Neda expects 0.6% contraction this year due to Covid-19

THE Philippine economy is likely to contract this year if the novel coronavirus crisis persists until June, with the National Economic and Development Authority (Neda) estimating the economic loss between P428.7 billion and P1.36 trillion.

The Neda said in a report Tuesday, March 24, 2020, that it estimates a contraction of 0.6 percent and expansion of only 4.3 percent if mitigating measures aren’t put in place.

The Philippine economy last contracted by 0.6 percent in 1998 during the Asian financial crisis.

Economists have suggested a likely global recession in 2020 as the coronavirus pandemic badly hits economies across the globe.

The enhanced community quarantine in Luzon, which accounts for about 70 percent of the country’s economic output, could cost the economy as much as P298 billion to P1.09 trillion.

The Neda also estimated losses in the transport and tourism sectors to reach P77.5 billion to P156.9 billion.

Exports are projected to lose P4.9 billion to P9.8 billion. Remittances are also likely to suffer, with losses pegged at from P3.9 billion to P8.5 billion.

The coronavirus-induced economic crisis widely hurt consumption, as several businesses close shop and consumers stay home.

The Neda estimates P45.1 billion to 93.6 billion in foregone consumption.

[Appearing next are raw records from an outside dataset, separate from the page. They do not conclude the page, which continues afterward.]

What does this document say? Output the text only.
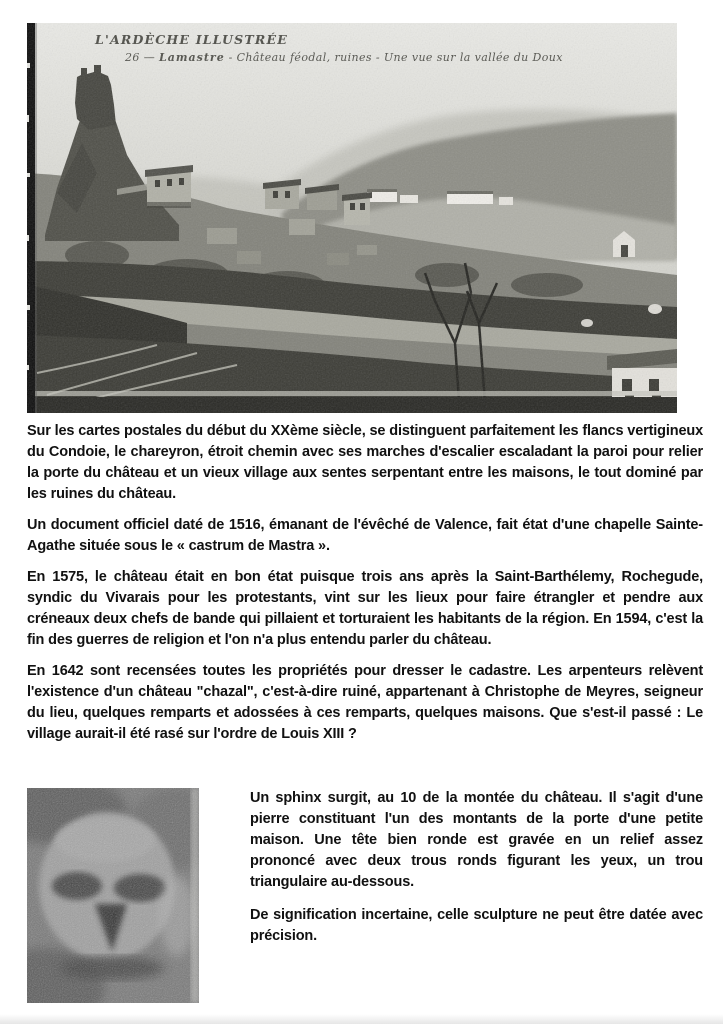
L'ARDÈCHE ILLUSTRÉE
26 — Lamastre - Château féodal, ruines - Une vue sur la vallée du Doux

Sur les cartes postales du début du XXème siècle, se distinguent parfaitement les flancs vertigineux du Condoie, le chareyron, étroit chemin avec ses marches d'escalier escaladant la paroi pour relier la porte du château et un vieux village aux sentes serpentant entre les maisons, le tout dominé par les ruines du château.

Un document officiel daté de 1516, émanant de l'évêché de Valence, fait état d'une chapelle Sainte-Agathe située sous le « castrum de Mastra ».

En 1575, le château était en bon état puisque trois ans après la Saint-Barthélemy, Rochegude, syndic du Vivarais pour les protestants, vint sur les lieux pour faire étrangler et pendre aux créneaux deux chefs de bande qui pillaient et torturaient les habitants de la région. En 1594, c'est la fin des guerres de religion et l'on n'a plus entendu parler du château.

En 1642 sont recensées toutes les propriétés pour dresser le cadastre. Les arpenteurs relèvent l'existence d'un château "chazal", c'est-à-dire ruiné, appartenant à Christophe de Meyres, seigneur du lieu, quelques remparts et adossées à ces remparts, quelques maisons. Que s'est-il passé : Le village aurait-il été rasé sur l'ordre de Louis XIII ?

Un sphinx surgit, au 10 de la montée du château. Il s'agit d'une pierre constituant l'un des montants de la porte d'une petite maison. Une tête bien ronde est gravée en un relief assez prononcé avec deux trous ronds figurant les yeux, un trou triangulaire au-dessous.

De signification incertaine, celle sculpture ne peut être datée avec précision.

Because of this, Neda pushed for a comprehensive plan to mitigate the social and economic impact of Covid-19.

“The response measures should delicately balance the health and economic objectives, particularly as the impact varies by economic class. Otherwise, the situation could deteriorate to a social and political crisis,” Socioeconomic Planning Secretary Ernesto Pernia said in a statement on Tuesday.

The Neda has proposed a three-phase intervention plan for the government to boost public health measures, rebuild consumer and business confidence, and resume a new normal state of economic activity that is more prepared for another possible pandemic.

The public health crisis currently faced by the country shows how crucial a whole-of-government and whole-of-society approach is in addressing the challenge.

“During a crisis, it is best to plan ahead and avoid the worst-case scenario. We have crafted a comprehensive program of actions, learning from experiences and insights from various sectors and countries. This program requires close collaboration among government instrumentalities from national to local, the business sector from micro to large, non-government organizations and citizens alike,” Pernia said.

As Covid-19 cases continue to rise in the country, the Neda pushes for heightened public health measures to contain the spread of the disease.

“The key to a successful medical response is widespread testing. Early detection and diagnosis will lead to early initiation of quarantine procedures, which will therefore limit or prevent the spread of the coronavirus disease,” said Pernia.

“It is crucial to have adequate number of testing kits, medical supplies, facilities, and equipment and health care personnel across the country. This may require the use of makeshift facilities or converted structures, in the immediate term,” he added.